Okay. You know, I’ve been the person hunting all over everywhere for information on people who are further down the diagnosis trail than I was. Fear will make you do (apparently stupid and rude and crass) things because either you have a diagnosis that scares the crap out of you or you love someone who has a diagnosis that scares the crap out of you. Nuff Said.
I am a mom. I don’t apologize for that.
There is this AWESOME cool “NO” option. I know there are people who have ignored my request. There is a lady who has RA and wrote a very VERY depressing book that I wanted to talk to because she was diagnosed decades before I was and she was way further down the trail. I know she said no and ignored me. Okay. Nuff said. FIDO (Forget It Drive On).
I don’t hide how I feel about things, typically. I am vocal. I find information and share that information if I can. I answer questions. I provide support. Heck, I provide support to people I have never met and who live in many different places. Frankly, I’m pretty sure there are several people like me on facebook. They provide support and answers and a shoulder to cry on.
I don’t ask many people to friend me. I post on discussions. I post on my page and my wall. I accept people when they ask me to friend them. Very very few of them do I actually know.

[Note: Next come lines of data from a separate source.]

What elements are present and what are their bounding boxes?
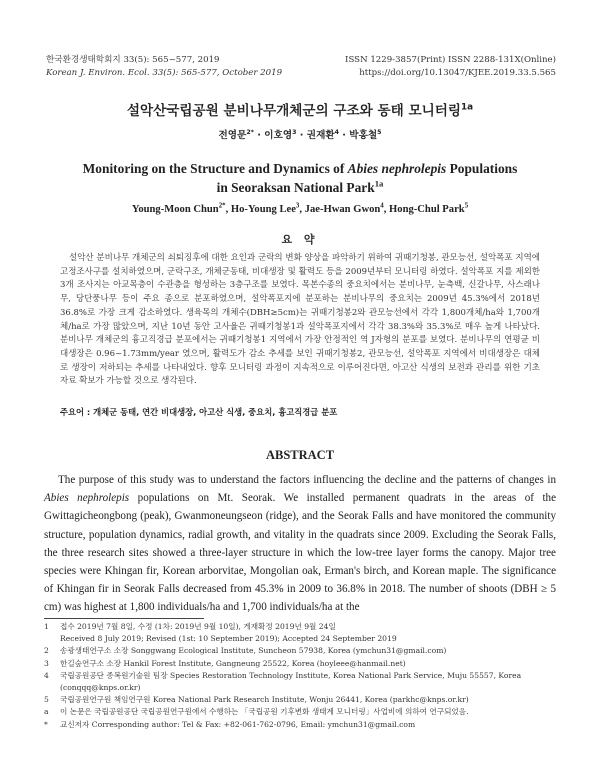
author-en-sup: 4 [380,202,384,210]
footnote-text: 국립공원연구원 책임연구원 Korea National Park Research Institute, Wonju 26441, Korea (parkhc@knps.or.kr) [60,695,469,705]
journal-citation-ko: 한국환경생태학회지 33(5): 565~577, 2019 [46,55,220,65]
author-en: Hong-Chul Park [389,204,465,215]
author-ko: 이호영 [264,130,293,141]
abstract-heading-english: ABSTRACT [265,448,335,462]
footnote-mark: 3 [44,658,49,668]
author-ko: 권재환 [306,130,335,141]
footnote-text: 이 논문은 국립공원공단 국립공원연구원에서 수행하는 「국립공원 기후변화 생태계 모니터링」사업비에 의하여 연구되었음. [60,707,469,717]
abstract-heading-korean: 요 약 [281,233,319,246]
title-korean [0,99,600,119]
footnote-mark: * [44,719,48,729]
doi-link[interactable]: https://doi.org/10.13047/KJEE.2019.33.5.565 [359,68,556,78]
author-en-sup: 5 [464,202,469,210]
footnote-text: 교신저자 Corresponding author: Tel & Fax: +82-061-762-0796, Email: ymchun31@gmail.com [60,719,416,729]
abstract-english-part: The purpose of this study was to understand the factors influencing the decline and the patterns of changes in [58,474,556,486]
footnote [44,694,564,706]
author-ko: 박홍철 [349,130,378,141]
author-ko-sup: 2* [246,128,254,136]
footnote-mark: 5 [44,695,49,705]
journal-citation-en: Korean J. Environ. Ecol. 33(5): 565-577, October 2019 [46,68,283,78]
footnote-mark: 2 [44,646,49,656]
author-ko: 전영문 [218,130,247,141]
title-english [0,159,600,197]
footnote [44,621,564,633]
footnote-text: 송광생태연구소 소장 Songgwang Ecological Institute, Suncheon 57938, Korea (ymchun31@gmail.com) [60,646,447,656]
title-english-line2: in Seoraksan National Park [216,180,375,195]
abstract-english-species: Abies nephrolepis [44,492,130,505]
author-en: Young-Moon Chun [131,204,219,215]
title-english-sup: 1a [374,178,384,189]
footnote [44,719,564,731]
author-en-sup: 2* [218,202,226,210]
abstract-korean: 설악산 분비나무 개체군의 쇠퇴징후에 대한 요인과 군락의 변화 양상을 파악하기 위하여 귀때기청봉, 관모능선, 설악폭포 지역에 고정조사구를 설치하였으며, 군락구조, 개체군동태, 비대생장 및 활력도 등을 2009년부터 모니터링 하였다. 설악폭포 지를 제외한 3개 조사지는 아교목층이 수관층을 형성하는 3층구조를 보였다. 목본수종의 중요치에서는 분비나무, 눈측백, 신갈나무, 사스래나무, 당단풍나무 등이 주요 종으로 분포하였으며, 설악폭포지에 분포하는 분비나무의 중요치는 2009년 45.3%에서 2018년 36.8%로 가장 크게 감소하였다. 생육목의 개체수(DBH≥5cm)는 귀때기청봉2와 관모능선에서 각각 1,800개체/ha와 1,700개체/ha로 가장 많았으며, 지난 10년 동안 고사율은 귀때기청봉1과 설악폭포지에서 각각 38.3%와 35.3%로 매우 높게 나타났다. 분비나무 개체군의 흉고직경급 분포에서는 귀때기청봉1 지역에서 가장 안정적인 역 J자형의 분포를 보였다. 분비나무의 연평균 비대생장은 0.96~1.73mm/year 였으며, 활력도가 감소 추세를 보인 귀때기청봉2, 관모능선, 설악폭포 지역에서 비대생장은 대체로 생장이 저하되는 추세를 나타내었다. 향후 모니터링 과정이 지속적으로 이루어진다면, 아고산 식생의 보전과 관리를 위한 기초자료 확보가 가능할 것으로 생각된다. [60,253,540,387]
title-english-species: Abies nephrolepis [347,161,447,176]
footnotes [44,621,564,731]
authors-korean [0,127,600,141]
footnote [44,645,564,657]
footnote [44,706,564,718]
author-ko-sup: 3 [292,128,297,136]
author-ko-sup: 5 [377,128,382,136]
footnote [44,658,564,670]
issn: ISSN 1229-3857(Print) ISSN 2288-131X(Online) [345,55,556,65]
author-separator: · [257,130,261,141]
author-en: Ho-Young Lee [230,204,296,215]
author-en: Jae-Hwan Gwon [304,204,381,215]
footnote [44,633,564,645]
author-separator: · [299,130,304,141]
journal-citation [46,54,282,80]
author-separator: · [342,130,346,141]
authors-english: Young-Moon Chun$^{2*}$, Ho-Young Lee$^3$, Jae-Hwan Gwon$^4$, Hong-Chul Park$^5$ [131,202,469,215]
footnote-text: 접수 2019년 7월 8일, 수정 (1차: 2019년 9월 10일), 게재확정 2019년 9월 24일 [60,622,336,631]
footnote-text: (conqqq@knps.or.kr) [60,683,141,693]
footnote [44,670,564,682]
author-ko-sup: 4 [334,128,339,136]
footnote [44,682,564,694]
footnote-divider [44,618,204,619]
footnote-text: 국립공원공단 종복원기술원 팀장 Species Restoration Technology Institute, Korea National Park Service, Muju 55557, Korea [60,670,522,680]
abstract-english [44,471,556,617]
title-korean-text: 설악산국립공원 분비나무개체군의 구조와 동태 모니터링 [126,103,461,119]
footnote-mark: 1 [44,622,49,631]
author-en-sup: 3 [295,202,300,210]
journal-identifiers [345,54,556,80]
abstract-english-part: populations on Mt. Seorak. We installed permanent quadrats in the areas of the Gwittagicheongbong (peak), Gwanmoneungseon (ridge), and the Seorak Falls and have monitored the community structure, population dynamics, radial growth, and vitality in the quadrats since 2009. Excluding the Seorak Falls, the three research sites showed a three-layer structure in which the low-tree layer forms the canopy. Major tree species were Khingan fir, Korean arborvitae, Mongolian oak, Erman's birch, and Korean maple. The significance of Khingan fir in Seorak Falls decreased from 45.3% in 2009 to 36.8% in 2018. The number of shoots (DBH ≥ 5 cm) was highest at 1,800 individuals/ha and 1,700 individuals/ha at the [44,492,557,614]
keywords-korean: 주요어 : 개체군 동태, 연간 비대생장, 아고산 식생, 중요치, 흉고직경급 분포 [60,407,338,417]
title-english-part: Monitoring on the Structure and Dynamics of [82,161,348,176]
footnote-mark: a [44,707,49,717]
footnote-mark: 4 [44,670,49,680]
title-korean-sup: 1a [460,102,474,113]
footnote-text: 한길숲연구소 소장 Hankil Forest Institute, Gangneung 25522, Korea (hoyleee@hanmail.net) [60,658,406,668]
footnote-text: Received 8 July 2019; Revised (1st: 10 September 2019); Accepted 24 September 2019 [60,634,397,644]
title-english-part: Populations [446,161,518,176]
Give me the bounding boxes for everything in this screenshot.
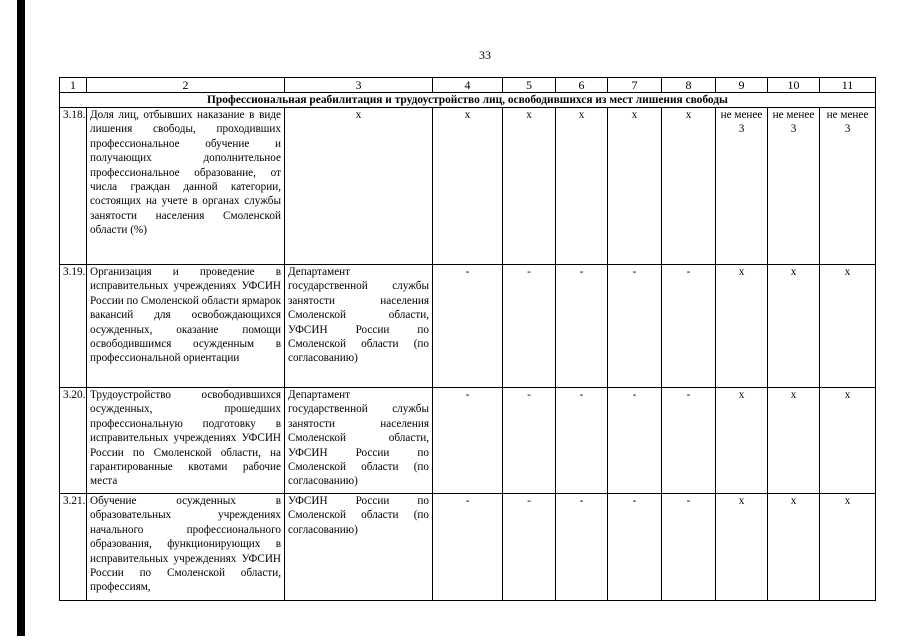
program-table <box>59 77 876 601</box>
row-value: - <box>433 494 503 601</box>
row-value: - <box>608 388 662 494</box>
row-number: 3.18. <box>60 108 87 265</box>
row-value: - <box>662 388 716 494</box>
table-row <box>60 494 876 601</box>
table-row <box>60 265 876 388</box>
row-value: х <box>716 494 768 601</box>
row-value: х <box>716 265 768 388</box>
col-header-10: 10 <box>768 78 820 93</box>
row-executor: х <box>285 108 433 265</box>
row-value: х <box>820 388 876 494</box>
row-value: - <box>556 494 608 601</box>
row-description: Организация и проведение в исправительных учреждениях УФСИН России по Смоленской области ярмарок вакансий для освобождающихся осужденных, оказание помощи освободившимся осужденным в профессиональной ориентации <box>87 265 285 388</box>
col-header-4: 4 <box>433 78 503 93</box>
row-number: 3.21. <box>60 494 87 601</box>
col-header-1: 1 <box>60 78 87 93</box>
row-value: - <box>503 265 556 388</box>
row-value: - <box>433 265 503 388</box>
row-value: х <box>716 388 768 494</box>
col-header-2: 2 <box>87 78 285 93</box>
row-executor: УФСИН России по Смоленской области (по согласованию) <box>285 494 433 601</box>
scan-edge-bar <box>17 0 25 636</box>
row-number: 3.20. <box>60 388 87 494</box>
row-value: - <box>503 494 556 601</box>
row-value: х <box>768 388 820 494</box>
col-header-6: 6 <box>556 78 608 93</box>
col-header-8: 8 <box>662 78 716 93</box>
row-value: - <box>556 265 608 388</box>
col-header-11: 11 <box>820 78 876 93</box>
row-value: х <box>768 265 820 388</box>
row-value: х <box>608 108 662 265</box>
row-description: Обучение осужденных в образовательных учреждениях начального профессионального образования, функционирующих в исправительных учреждениях УФСИН России по Смоленской области, профессиям, <box>87 494 285 601</box>
row-value: - <box>662 265 716 388</box>
row-executor: Департамент государственной службы занятости населения Смоленской области, УФСИН России по Смоленской области (по согласованию) <box>285 265 433 388</box>
row-value: х <box>433 108 503 265</box>
section-title-row <box>60 93 876 108</box>
section-title: Профессиональная реабилитация и трудоустройство лиц, освободившихся из мест лишения свободы <box>60 93 876 108</box>
row-value: х <box>662 108 716 265</box>
row-value: - <box>608 494 662 601</box>
row-description: Доля лиц, отбывших наказание в виде лишения свободы, проходивших профессиональное обучение и получающих дополнительное профессиональное образование, от числа граждан данной категории, состоящих на учете в органах службы занятости населения Смоленской области (%) <box>87 108 285 265</box>
row-value: - <box>503 388 556 494</box>
column-number-header-row <box>60 78 876 93</box>
row-value: х <box>820 265 876 388</box>
row-value: х <box>820 494 876 601</box>
row-value: х <box>768 494 820 601</box>
row-description: Трудоустройство освободившихся осужденных, прошедших профессиональную подготовку в исправительных учреждениях УФСИН России по Смоленской области, на гарантированные квотами рабочие места <box>87 388 285 494</box>
row-value: - <box>662 494 716 601</box>
row-executor: Департамент государственной службы занятости населения Смоленской области, УФСИН России по Смоленской области (по согласованию) <box>285 388 433 494</box>
col-header-7: 7 <box>608 78 662 93</box>
row-value: не менее 3 <box>820 108 876 265</box>
row-value: - <box>556 388 608 494</box>
row-value: х <box>503 108 556 265</box>
row-value: - <box>433 388 503 494</box>
col-header-3: 3 <box>285 78 433 93</box>
page-number: 33 <box>479 48 491 62</box>
col-header-5: 5 <box>503 78 556 93</box>
row-value: - <box>608 265 662 388</box>
row-value: не менее 3 <box>768 108 820 265</box>
col-header-9: 9 <box>716 78 768 93</box>
table-row <box>60 108 876 265</box>
row-value: х <box>556 108 608 265</box>
table-row <box>60 388 876 494</box>
row-value: не менее 3 <box>716 108 768 265</box>
row-number: 3.19. <box>60 265 87 388</box>
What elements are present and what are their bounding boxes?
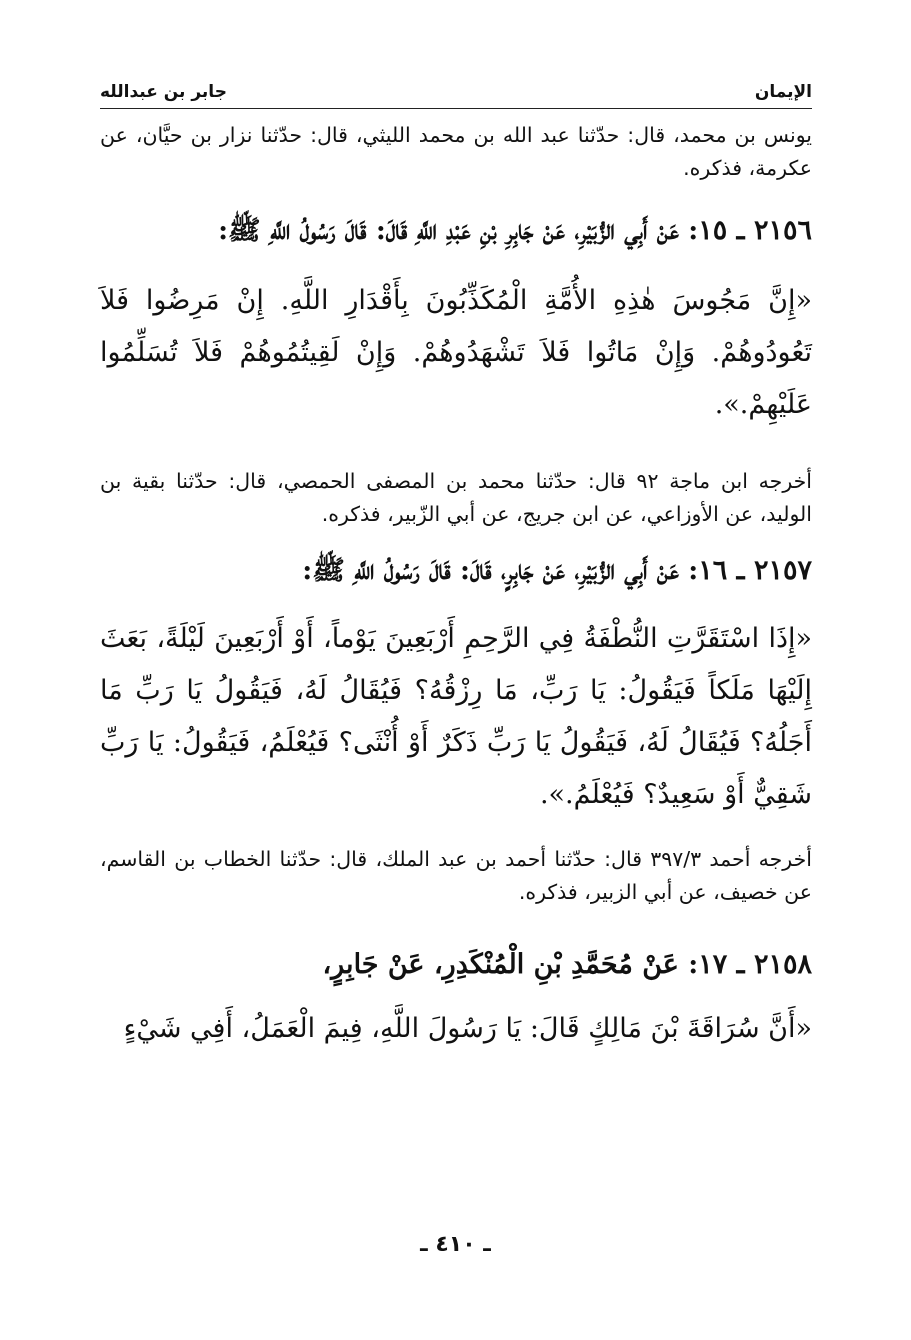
header-chapter-title: الإيمان [747, 82, 812, 102]
hadith-2157-source-note: أخرجه أحمد ٣٩٧/٣ قال: حدّثنا أحمد بن عبد الملك، قال: حدّثنا الخطاب بن القاسم، عن خصيف، عن أبي الزبير، فذكره. [100, 847, 812, 904]
hadith-2157-heading: ٢١٥٧ ـ ١٦: عَنْ أَبِي الزُّبَيْرِ، عَنْ جَابِرٍ، قَالَ: قَالَ رَسُولُ اللَّهِ ﷺ: [302, 555, 812, 586]
hadith-2158-text: «أَنَّ سُرَاقَةَ بْنَ مَالِكٍ قَالَ: يَا رَسُولَ اللَّهِ، فِيمَ الْعَمَلُ، أَفِي شَيْءٍ [123, 1013, 812, 1044]
header-narrator-name: جابر بن عبدالله [100, 82, 235, 102]
hadith-2157-text: «إِذَا اسْتَقَرَّتِ النُّطْفَةُ فِي الرَّحِمِ أَرْبَعِينَ يَوْماً، أَوْ أَرْبَعِينَ لَيْلَةً، بَعَثَ إِلَيْهَا مَلَكاً فَيَقُولُ: يَا رَبِّ، مَا رِزْقُهُ؟ فَيُقَالُ لَهُ، فَيَقُولُ يَا رَبِّ مَا أَجَلُهُ؟ فَيُقَالُ لَهُ، فَيَقُولُ يَا رَبِّ ذَكَرٌ أَوْ أُنْثَى؟ فَيُعْلَمُ، فَيَقُولُ: يَا رَبِّ شَقِيٌّ أَوْ سَعِيدٌ؟ فَيُعْلَمُ.». [100, 623, 812, 810]
page-number: ـ ٤١٠ ـ [420, 1232, 491, 1257]
hadith-2156-source-note: أخرجه ابن ماجة ٩٢ قال: حدّثنا محمد بن المصفى الحمصي، قال: حدّثنا بقية بن الوليد، عن الأوزاعي، عن ابن جريج، عن أبي الزّبير، فذكره. [100, 469, 812, 526]
running-header [100, 78, 812, 109]
hadith-2158-heading: ٢١٥٨ ـ ١٧: عَنْ مُحَمَّدِ بْنِ الْمُنْكَدِرِ، عَنْ جَابِرٍ، [322, 949, 812, 980]
hadith-2156-text: «إِنَّ مَجُوسَ هٰذِهِ الأُمَّةِ الْمُكَذِّبُونَ بِأَقْدَارِ اللَّهِ. إِنْ مَرِضُوا فَلاَ تَعُودُوهُمْ. وَإِنْ مَاتُوا فَلاَ تَشْهَدُوهُمْ. وَإِنْ لَقِيتُمُوهُمْ فَلاَ تُسَلِّمُوا عَلَيْهِمْ.». [100, 285, 812, 420]
hadith-2156-heading: ٢١٥٦ ـ ١٥: عَنْ أَبِي الزُّبَيْرِ، عَنْ جَابِرِ بْنِ عَبْدِ اللَّهِ قَالَ: قَالَ رَسُولُ اللَّهِ ﷺ: [218, 215, 812, 246]
book-page [100, 78, 812, 1318]
continuation-note: يونس بن محمد، قال: حدّثنا عبد الله بن محمد الليثي، قال: حدّثنا نزار بن حيَّان، عن عكرمة، فذكره. [100, 123, 812, 180]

And you know what, if I took the path of not having friends that are people I “DON’T EVEN KNOW THEM” I would have missed some awesome friendships. I would have missed knowing about some amazing people. I would have missed out of so much.
Sometimes I am sulky.
Sometimes I am quiet because either I hurt so bad I can’t post or because I’m stressed or snowed under at work.
Sometimes I am witty. Sometimes I repost a ton of stuff (pictures… quotes… randomness) that other people have posted and I have found wonderful.
Tell you what. I am http://facebook.com/awellsdba
If you want to friend me, be warned, I don’t care if I know you or not, I will accept the request. If I find you to be rude and abusive to me, I will UN-friend you. The world is a big, stupid, scary place and frankly I think that the more people who understand that we all have lives and we all need to be able to touch lives all over the world the better the world will be.
If you need to have a smile, I’m all over it.
If you have questions, I’m all over it.
If you want to vent and flip out periodically. Okay. Your right.
but you know… if you did something you are SCREAMING at other people not to do… realize that you are a hypocrite and that someone is likely to call you out on it at some point.